Ascent Capital Group, Inc.
- Type: Public
- Traded as: Nasdaq: ASCMA Nasdaq: ASCMB
- Industry: Residential Security Monitoring
- Founded: 1999; 27 years ago
- Defunct: 2019
- Fate: Merged with Monitronics
- Headquarters: Denver, Colorado, United States
- Area served: United States
- Key people: William R. Fitzgerald (chairman); William E. Niles (CEO);
- Revenue: US$311.9M (FY 2011)
- Operating income: US$-28.2M (FY 2011)
- Net income: US$20.6M (FY 2011)
- Total assets: US$1,626M(FY 2011)
- Total equity: US$560M (FY 2011)
- Website: www.ascentcapitalgroupinc.com

= Ascent Capital Group =

Ascent Capital Group, Inc. was a publicly traded holding company whose primary subsidiary was Monitronics. Ascent Media was a wholly owned subsidiary of the Discovery Holding Company (DHC), who spun off Ascent Media as an independent, public company in September 2008.

The company's main activity through its wholly owned subsidiary, Monitronics, was to provide security alarm monitoring services to more than 1 million residential and commercial customers in the United States, Canada and Puerto Rico through its nationwide network of independent dealers.

Ascent Capital Group ceased its business following its merger with Monitronics in 2019.

==History==
In its past, Ascent Capital Group provided creative and technical services to the media and entertainment industries. Ascent Media was a wholly owned subsidiary of the Discovery Holding Company (DHC), who spun off Ascent Media as an independent, public company in September 2008.

The assets and operations of Ascent Capital Group were composed primarily of the assets and operations of various businesses acquired from 2000 through 2004, including the Todd-AO Corporation, Four Media Company, Video Services Corporation, Group W Network Services, London Playout Centre and the systems integration business of Sony Electronics. The combination and integration of these and other acquired entities allowed AMG to offer integrated outsourcing for the technical and creative requirements of its clients, from content creation and other post-production services to media management and transmission of the final product to broadcast television stations, cable system head-ends and other destinations and distribution points.

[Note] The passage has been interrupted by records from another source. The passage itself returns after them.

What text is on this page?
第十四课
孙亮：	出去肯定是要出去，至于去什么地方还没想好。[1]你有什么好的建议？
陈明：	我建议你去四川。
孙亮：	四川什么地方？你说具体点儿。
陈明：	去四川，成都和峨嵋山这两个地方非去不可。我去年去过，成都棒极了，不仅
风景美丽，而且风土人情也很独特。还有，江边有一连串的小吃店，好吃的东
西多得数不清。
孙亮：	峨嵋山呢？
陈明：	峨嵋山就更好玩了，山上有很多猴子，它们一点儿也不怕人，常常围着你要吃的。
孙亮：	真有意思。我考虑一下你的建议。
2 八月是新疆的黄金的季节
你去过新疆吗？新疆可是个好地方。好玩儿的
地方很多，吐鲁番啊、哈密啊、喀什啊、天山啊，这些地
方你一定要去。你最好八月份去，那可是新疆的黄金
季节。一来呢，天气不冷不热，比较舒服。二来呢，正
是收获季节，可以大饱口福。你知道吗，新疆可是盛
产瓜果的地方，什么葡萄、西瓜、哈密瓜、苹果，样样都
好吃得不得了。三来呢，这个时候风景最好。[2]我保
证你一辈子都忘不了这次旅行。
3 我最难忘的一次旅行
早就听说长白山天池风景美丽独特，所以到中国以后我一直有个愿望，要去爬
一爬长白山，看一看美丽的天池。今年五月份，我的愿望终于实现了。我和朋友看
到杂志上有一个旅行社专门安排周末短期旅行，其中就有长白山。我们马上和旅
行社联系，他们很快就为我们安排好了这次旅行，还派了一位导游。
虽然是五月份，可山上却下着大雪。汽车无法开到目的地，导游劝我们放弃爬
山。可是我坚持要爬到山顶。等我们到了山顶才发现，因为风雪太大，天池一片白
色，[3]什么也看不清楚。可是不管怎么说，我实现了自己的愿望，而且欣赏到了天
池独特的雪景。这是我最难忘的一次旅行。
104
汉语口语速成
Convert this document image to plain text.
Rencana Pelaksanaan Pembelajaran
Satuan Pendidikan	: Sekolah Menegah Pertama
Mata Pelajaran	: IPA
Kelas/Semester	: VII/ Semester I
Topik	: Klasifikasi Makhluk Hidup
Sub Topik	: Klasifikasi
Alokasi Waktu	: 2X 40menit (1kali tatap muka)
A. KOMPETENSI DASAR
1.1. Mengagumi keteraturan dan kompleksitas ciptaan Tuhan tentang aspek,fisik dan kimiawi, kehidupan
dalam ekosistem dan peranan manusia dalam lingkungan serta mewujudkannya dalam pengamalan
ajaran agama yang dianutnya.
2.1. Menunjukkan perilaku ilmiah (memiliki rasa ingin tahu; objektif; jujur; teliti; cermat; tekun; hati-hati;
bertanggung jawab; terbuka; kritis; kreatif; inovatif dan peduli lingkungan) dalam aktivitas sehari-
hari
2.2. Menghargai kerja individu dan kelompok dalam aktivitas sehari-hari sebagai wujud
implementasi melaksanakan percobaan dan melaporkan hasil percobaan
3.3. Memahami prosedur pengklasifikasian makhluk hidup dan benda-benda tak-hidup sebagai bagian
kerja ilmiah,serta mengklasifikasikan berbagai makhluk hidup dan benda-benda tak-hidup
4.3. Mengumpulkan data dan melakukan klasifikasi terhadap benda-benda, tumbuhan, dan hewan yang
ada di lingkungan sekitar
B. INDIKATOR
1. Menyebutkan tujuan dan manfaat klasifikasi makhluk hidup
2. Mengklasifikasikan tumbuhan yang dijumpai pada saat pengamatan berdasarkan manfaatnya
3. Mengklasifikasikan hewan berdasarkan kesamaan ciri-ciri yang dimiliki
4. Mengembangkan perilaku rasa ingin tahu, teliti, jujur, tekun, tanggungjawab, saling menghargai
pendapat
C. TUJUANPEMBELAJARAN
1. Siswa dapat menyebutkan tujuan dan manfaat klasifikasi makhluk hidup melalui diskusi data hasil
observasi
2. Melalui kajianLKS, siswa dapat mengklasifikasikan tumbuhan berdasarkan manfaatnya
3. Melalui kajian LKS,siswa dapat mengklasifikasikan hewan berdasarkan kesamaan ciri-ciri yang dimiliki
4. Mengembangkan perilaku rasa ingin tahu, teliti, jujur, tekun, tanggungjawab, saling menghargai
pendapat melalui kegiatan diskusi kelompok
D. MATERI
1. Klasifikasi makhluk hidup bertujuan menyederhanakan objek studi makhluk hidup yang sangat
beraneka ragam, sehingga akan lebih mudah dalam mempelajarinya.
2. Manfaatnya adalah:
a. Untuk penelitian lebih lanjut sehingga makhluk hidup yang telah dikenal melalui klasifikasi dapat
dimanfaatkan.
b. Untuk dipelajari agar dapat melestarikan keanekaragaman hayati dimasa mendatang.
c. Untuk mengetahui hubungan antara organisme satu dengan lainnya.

- 1999: Ascent Media was formed through the acquisition of three post-production companies: Todd-AO Corporation, Four Media Company, and certain assets of Soundelux Entertainment Group using Liberty Media stock valued at more than $400 million US dollars.
- 2005: Ascent Media formed a deal with Sony Pictures Entertainment to convert Sony's library of more than 4,000 films and many of its vintage TV shows into digital files.
- 2006: Discovery Holding Company acquired AccentHealth and was overseen by Ascent Media.
- 2007: During the fourth quarter of 2007, the Board of Directors of DHC approved a resolution to spin off the capital stock of AMC to the holders of DHC Series A and Series B common stock. Each owner of Series A common stock had 1 vote per share of voting power and Series B common stock owners had 10 votes per share.
- 2008: On September 4, Ascent Media completed the sale of 100% of the ownership interests in AccentHealth to an unaffiliated third party for net cash proceeds of $118,643,000.
- 2008: The AMC Spin Off was completed on September 17. Following the AMC Spin Off, AMC and DHC operated independently, and neither had any stock ownership, beneficial or otherwise, in the other.
- 2008: Ascent Media Group's Creative Sound Services group spun off from Discovery Holding Company to create CSS Studios, LLC, a wholly owned subsidiary of Discovery Communications. This included the assets of Todd-AO, Soundelux, Sound One, POP Sound, Modern Music, Soundelux Design Music Group and The Hollywood Edge.
- 2010: In December, Ascent Media acquired Monitronics, a home security system company.
- 2011: On February 28, Encompass Digital Media, Inc. purchased Ascent Media's global content distribution business, including facilities in New York metro area, Minnesota, Burbank, London and Singapore. On July 7, Ascent Media Corporation merged with its subsidiary, Ascent Capital Group, Inc., for the purpose of changing its name to Ascent Capital Group, Inc.
- 2012: On October 26, Monitronics acquired approximately 93,000 security alarm monitoring subscriber accounts representing $4.4 million of gross recurring monthly revenue from Pinnacle Security for a purchase price of $131 million.